The North American “new world” economy was built on slavery. From about 1450 to 1850, an estimated seven million Africans were forced across the Atlantic Ocean and sold into labor. Shipwrecks and inhumane conditions killed many others at sea.
By 1790 the rising value of cotton made a trade in slavery profitable internally, in the states. By 1860, four million people–or fifteen percent of the country’s population–lived in slavery. Although some purchased their way out of slavery, others sought freedom by escape and flight into Canada.
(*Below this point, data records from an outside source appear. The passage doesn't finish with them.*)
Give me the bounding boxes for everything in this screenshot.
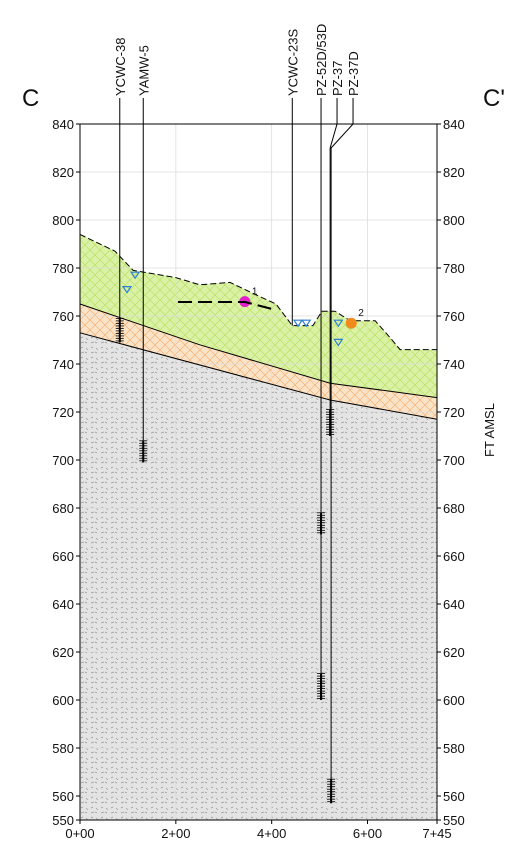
y-tick-label: 640	[52, 597, 74, 612]
y-tick-label: 550	[52, 813, 74, 828]
sample-label: 2	[358, 308, 364, 319]
y2-tick-label: 560	[443, 789, 465, 804]
water-level	[333, 319, 344, 328]
x-tick-label: 2+00	[161, 826, 190, 841]
well-screen	[139, 440, 148, 463]
y2-tick-label: 740	[443, 357, 465, 372]
well-label: PZ-37D	[346, 51, 361, 96]
layer-boundary	[79, 303, 438, 399]
well-screen	[326, 409, 335, 436]
plot-frame	[79, 123, 438, 821]
layer-boundary	[79, 233, 437, 351]
y-tick-label: 620	[52, 645, 74, 660]
water-level	[129, 271, 141, 280]
y-tick-label: 560	[52, 789, 74, 804]
water-level	[121, 286, 133, 294]
y2-tick-label: 720	[443, 405, 465, 420]
layer-fill	[80, 304, 437, 420]
well-screen	[317, 673, 326, 700]
well-casing	[329, 98, 338, 436]
y-tick-label: 580	[52, 741, 74, 756]
y-tick-label: 760	[52, 309, 74, 324]
y2-tick-label: 620	[443, 645, 465, 660]
y-tick-label: 840	[52, 117, 74, 132]
y2-tick-label: 800	[443, 213, 465, 228]
section-start-label: C	[22, 85, 39, 112]
x-tick-label: 6+00	[353, 826, 382, 841]
y2-tick-label: 760	[443, 309, 465, 324]
well-label: PZ-37	[330, 61, 345, 96]
x-tick-label: 7+45	[422, 826, 451, 841]
y-tick-label: 820	[52, 165, 74, 180]
y-tick-label: 660	[52, 549, 74, 564]
well-screen	[327, 778, 336, 804]
sample-point	[345, 317, 357, 329]
y2-tick-label: 840	[443, 117, 465, 132]
y2-tick-label: 780	[443, 261, 465, 276]
x-tick-label: 0+00	[65, 826, 94, 841]
y2-tick-label: 580	[443, 741, 465, 756]
water-level	[333, 338, 344, 347]
y-tick-label: 700	[52, 453, 74, 468]
water-level	[301, 319, 312, 328]
well-label: PZ-52D/53D	[314, 24, 329, 96]
y-tick-label: 740	[52, 357, 74, 372]
well-label: YCWC-23S	[285, 28, 300, 96]
y2-tick-label: 680	[443, 501, 465, 516]
section-end-label: C'	[483, 85, 505, 112]
y2-tick-label: 660	[443, 549, 465, 564]
layer-fill	[80, 332, 437, 820]
well-label: YAMW-5	[136, 45, 151, 96]
y2-tick-label: 550	[443, 813, 465, 828]
y-tick-label: 800	[52, 213, 74, 228]
well-screen	[317, 512, 326, 535]
y-tick-label: 680	[52, 501, 74, 516]
y2-tick-label: 820	[443, 165, 465, 180]
y2-tick-label: 600	[443, 693, 465, 708]
perched-line	[178, 301, 277, 311]
y-tick-label: 780	[52, 261, 74, 276]
plot: 550 550 560 560 580 580 600 600 620 620 640 640 660 6…	[52, 24, 464, 841]
y2-axis-label: FT AMSL	[482, 403, 497, 457]
x-tick-label: 4+00	[257, 826, 286, 841]
y2-tick-label: 700	[443, 453, 465, 468]
y-tick-label: 720	[52, 405, 74, 420]
y-tick-label: 600	[52, 693, 74, 708]
y2-tick-label: 640	[443, 597, 465, 612]
well-screen	[115, 317, 124, 343]
sample-label: 1	[252, 287, 258, 298]
well-label: YCWC-38	[113, 37, 128, 96]
well-casing	[330, 98, 354, 804]
water-level	[292, 319, 304, 328]
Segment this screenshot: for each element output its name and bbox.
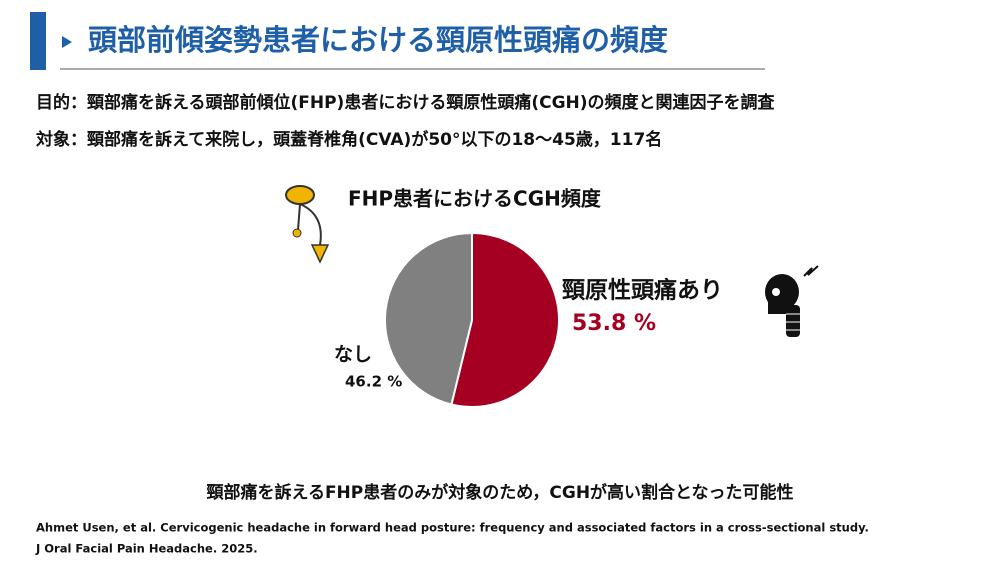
slice-label: 頸原性頭痛あり <box>562 277 723 304</box>
subjects: 対象：頸部痛を訴えて来院し，頭蓋脊椎角(CVA)が50°以下の18〜45歳，11… <box>35 129 662 150</box>
slice-value: 53.8 % <box>572 311 656 336</box>
conclusion: 頸部痛を訴えるFHP患者のみが対象のため，CGHが高い割合となった可能性 <box>206 482 793 503</box>
skull-icon <box>765 265 819 337</box>
chart-title: FHP患者におけるCGH頻度 <box>348 187 602 211</box>
pie-slice <box>450 231 560 408</box>
slide-title: 頭部前傾姿勢患者における頸原性頭痛の頻度 <box>88 23 668 57</box>
header-bar <box>30 12 46 70</box>
purpose: 目的：頸部痛を訴える頭部前傾位(FHP)患者における頸原性頭痛(CGH)の頻度と… <box>36 92 776 113</box>
pie: 頸原性頭痛あり 53.8 % なし 46.2 % <box>334 231 723 408</box>
pie-slice <box>384 231 473 406</box>
posture-icon <box>285 185 330 264</box>
header-arrow <box>62 36 72 48</box>
slice-label: なし <box>334 344 372 366</box>
citation-line: Ahmet Usen, et al. Cervicogenic headache… <box>36 521 869 535</box>
slice-value: 46.2 % <box>345 373 402 391</box>
citation-line: J Oral Facial Pain Headache. 2025. <box>35 542 258 556</box>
People in bondage had always escaped, but by 1830 more organized efforts were supported by expanding free black communities, abolitionists in the United States, and the prohibition of slavery in Canada and the Caribbean. This led to a growing network for escape in the states known as the Underground Railroad. Sustained by ideals of the Declaration of Independence that “all men are created equal” and from the Bible, “remembering those in bonds as bound with them,” people both black and white established routes to freedom.
Historians estimate as many as 28 million people were taken from Africa and forced into slavery in South America, the Caribbean, and North America. Leg irons bolted to ship hulls kept slaves from revolt during months-long voyages.
Slavery is the next thing to hell. I have seen hundreds of escaped slaves, but i never saw one who was willing to go back and be a slave. – Harriet Tubman
So compelling were the rescues of slaves by activist Harriet Tubman that after the Civil War, both whites and blacks began to connect her work and stories of escapes with those dedicated to abolishing slavery and routes to freedom.